Kerry plans to acquire abroad as milk prices rise

Kerry Group is to make significant acquisitions in emerging economies in 2013, and predicts a stronger milk price in global markets.

Kerry plans to acquire abroad as milk prices rise

Challenged by farmers attending Teagasc’s national dairy conference in the Brandon Hotel in Tralee yesterday, Kerry CEO Stan McCarthy also defended the group’s decision to locate its global technology innovation centre in Co Kildare.

Responding to Kerry IFA dairy chairman Ken Jones’s view that milk suppliers felt “let down” by the group’s low milk price in 2012, he defended the group’s milk supplier agreement, which delivers an end-of-year bonus rather than competing on a monthly basis with changing markets.

Pat O’Donoghue, a north Cork supplier to Kerry, said dairy farmers are frustrated by the model of “the 13th month” payment. He challenged Kerry’s claim to being a market leader, and asked for specific months in which the group offered the market-leading price during 2012.

Mr McCarthy said: “We will be taking an annual look at the like-for-like price for milk with the board. We will be trying also to lead the market in any given month, in line with our business model. But we cannot just follow others each month. There is a debate about the distribution of milk price on a like-for-like basis at the end of each year. We are getting to the end of 2012, and we will look at that again with the board within the next month. We will seek to fix it all on an annual basis.”

He said the group’s milk supplier contracts and the location of its innovation centre in Kildare were part of its global growth strategy.

Mr McCarthy said: “I would have loved to have located the new centre in Kerry, but that was not possible. Kerry is a global operation, and we need to be near an international airport. In all fairness, we also looked at the UK and Holland.
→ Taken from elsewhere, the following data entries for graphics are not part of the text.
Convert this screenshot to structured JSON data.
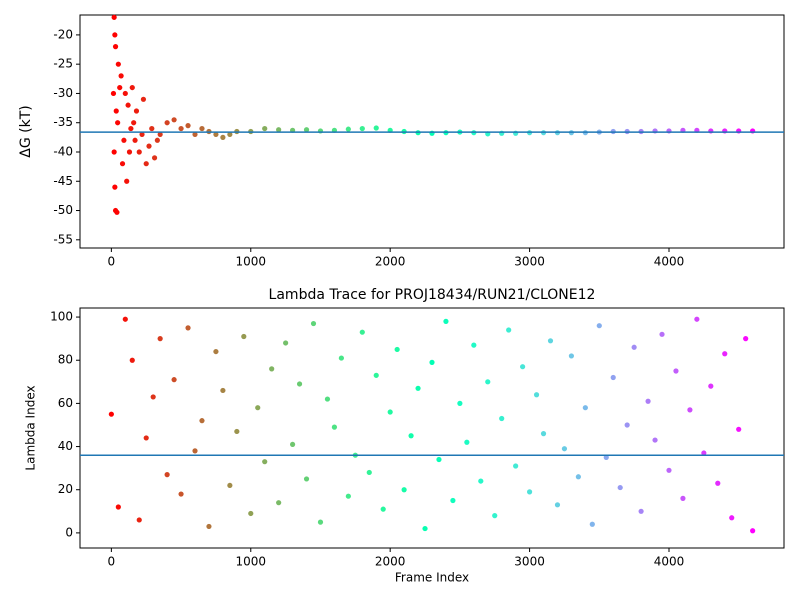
{
  "chart_data": [
    {
      "type": "scatter",
      "ylabel": "ΔG (kT)",
      "colormap": "rainbow_r",
      "x": [
        20,
        25,
        30,
        15,
        20,
        25,
        30,
        40,
        50,
        60,
        35,
        45,
        70,
        80,
        90,
        100,
        110,
        120,
        130,
        140,
        150,
        160,
        170,
        180,
        200,
        220,
        230,
        250,
        270,
        290,
        310,
        330,
        350,
        400,
        450,
        500,
        550,
        600,
        650,
        700,
        750,
        800,
        850,
        900,
        1000,
        1100,
        1200,
        1300,
        1400,
        1500,
        1600,
        1700,
        1800,
        1900,
        2000,
        2100,
        2200,
        2300,
        2400,
        2500,
        2600,
        2700,
        2800,
        2900,
        3000,
        3100,
        3200,
        3300,
        3400,
        3500,
        3600,
        3700,
        3800,
        3900,
        4000,
        4100,
        4200,
        4300,
        4400,
        4500,
        4600
      ],
      "values": [
        -17,
        -20,
        -22,
        -30,
        -40,
        -46,
        -50,
        -50.3,
        -25,
        -29,
        -33,
        -35,
        -27,
        -42,
        -38,
        -30,
        -45,
        -32,
        -40,
        -36,
        -29,
        -35,
        -38,
        -33,
        -40,
        -37,
        -31,
        -42,
        -39,
        -36,
        -41,
        -38,
        -37,
        -35,
        -34.5,
        -36,
        -35.5,
        -37,
        -36,
        -36.5,
        -37,
        -37.5,
        -37,
        -36.5,
        -36.5,
        -36,
        -36.2,
        -36.3,
        -36.2,
        -36.4,
        -36.3,
        -36.1,
        -36,
        -35.9,
        -36.3,
        -36.5,
        -36.7,
        -36.8,
        -36.7,
        -36.6,
        -36.7,
        -36.9,
        -36.8,
        -36.8,
        -36.7,
        -36.7,
        -36.7,
        -36.7,
        -36.7,
        -36.6,
        -36.5,
        -36.5,
        -36.5,
        -36.4,
        -36.4,
        -36.3,
        -36.3,
        -36.4,
        -36.4,
        -36.4,
        -36.4
      ],
      "reference_line": -36.6,
      "reference_line_color": "#1f77b4",
      "xlim": [
        -225,
        4825
      ],
      "ylim": [
        -56.4,
        -16.6
      ],
      "xticks": [
        0,
        1000,
        2000,
        3000,
        4000
      ],
      "yticks": [
        -55,
        -50,
        -45,
        -40,
        -35,
        -30,
        -25,
        -20
      ]
    },
    {
      "type": "scatter",
      "title": "Lambda Trace for PROJ18434/RUN21/CLONE12",
      "xlabel": "Frame Index",
      "ylabel": "Lambda Index",
      "colormap": "rainbow_r",
      "x": [
        0,
        50,
        100,
        150,
        200,
        250,
        300,
        350,
        400,
        450,
        500,
        550,
        600,
        650,
        700,
        750,
        800,
        850,
        900,
        950,
        1000,
        1050,
        1100,
        1150,
        1200,
        1250,
        1300,
        1350,
        1400,
        1450,
        1500,
        1550,
        1600,
        1650,
        1700,
        1750,
        1800,
        1850,
        1900,
        1950,
        2000,
        2050,
        2100,
        2150,
        2200,
        2250,
        2300,
        2350,
        2400,
        2450,
        2500,
        2550,
        2600,
        2650,
        2700,
        2750,
        2800,
        2850,
        2900,
        2950,
        3000,
        3050,
        3100,
        3150,
        3200,
        3250,
        3300,
        3350,
        3400,
        3450,
        3500,
        3550,
        3600,
        3650,
        3700,
        3750,
        3800,
        3850,
        3900,
        3950,
        4000,
        4050,
        4100,
        4150,
        4200,
        4250,
        4300,
        4350,
        4400,
        4450,
        4500,
        4550,
        4600
      ],
      "values": [
        55,
        12,
        99,
        80,
        6,
        44,
        63,
        90,
        27,
        71,
        18,
        95,
        38,
        52,
        3,
        84,
        66,
        22,
        47,
        91,
        9,
        58,
        33,
        76,
        14,
        88,
        41,
        69,
        25,
        97,
        5,
        62,
        49,
        81,
        17,
        36,
        93,
        28,
        73,
        11,
        56,
        85,
        20,
        45,
        67,
        2,
        79,
        34,
        98,
        15,
        60,
        42,
        87,
        24,
        70,
        8,
        53,
        94,
        31,
        77,
        19,
        64,
        46,
        89,
        13,
        39,
        82,
        26,
        58,
        4,
        96,
        35,
        72,
        21,
        50,
        86,
        10,
        61,
        43,
        92,
        29,
        75,
        16,
        57,
        99,
        37,
        68,
        23,
        83,
        7,
        48,
        90,
        1
      ],
      "reference_line": 36,
      "reference_line_color": "#1f77b4",
      "xlim": [
        -225,
        4825
      ],
      "ylim": [
        -7,
        104.2
      ],
      "xticks": [
        0,
        1000,
        2000,
        3000,
        4000
      ],
      "yticks": [
        0,
        20,
        40,
        60,
        80,
        100
      ]
    }
  ]
}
“It took us a while to look at Ireland. Ireland’s image has been tarnished in the last couple of years, but locating here was the right decision taken in the best interests of the business in the long haul.

“In terms of the investment in steel and processing, Kerry Group has always accepted that responsibility. 2009 was not a good year for dairy farmers, neither was 2012. We expect 2013 to be better, and we would never want a situation in which Kerry farmers would disaggregate themselves from Kerry Group.”

He said the group already had capacity for 120% of current processing levels, and that it would make any further investment required above this.

“Milk has become a volatile commodity. In recent years, the milk supply from the southern hemisphere countries and the US has increased significantly. This drove down the price.

“But that has changed again in recent months. We expect the EU milk price to be up 3% and the US price up by 2.5% next year, but I don’t put much store by that. We must look at changing markets in Germany, the UK, and the Netherlands. We expect New Zealand to increase its milk supply output by 4% to 5% next year. The data now is somewhat conflicted.”

Kerry Group’s annual turnover stands at €5.5bn and market capitalisation at €8bn. Ingredients and flavours account for 70% of its global business, with the local Irish and UK markets making up much of the rest.

The group’s nutritional and flavouring businesses enjoyed huge growth in emerging economies in Asia. Because of this, Kerry expects to grow in 2013 via further acquisition in emerging countries.

Kerry’s cheese sales soared in Iran and Russia, while butter trade is growing in most markets. Kerry’s skim milk sales grow by over 13% in the US last year, while whole milk powder growth was encouraging in the Middle East and China. Kerry’s whole milk powder sales in China grew to 277,000 tonnes in 2011 and are likely to exceed 400,000 by the end of 2012.

Several speakers at the conference also welcomed Kerry Group’s commitment to a dual global and domestic growth strategy.

In terms of shareholder returns, Mr McCarthy gave the case study of a farmer with 50 cows over the past 10 years. His 500 co-op shares would have grown to 1,163 shares worth €44,000. He would also have 338 residual co-op shares worth €80,000, and would have gained over €129,000 in total value over the decade.

Yesterday’s conference in Kerry was the first of two days of Teagasc seminars on the post-2015 expansion ambitions of the dairy sector.

A series of dairy experts are giving in-depth analysis on the profit-focused issues facing farmers in making their decisions to expand or to stay at their present size. Teagasc.ie has link to a live webinar for those who wish to follow today’s conference in Mullingar, Co Westmeath.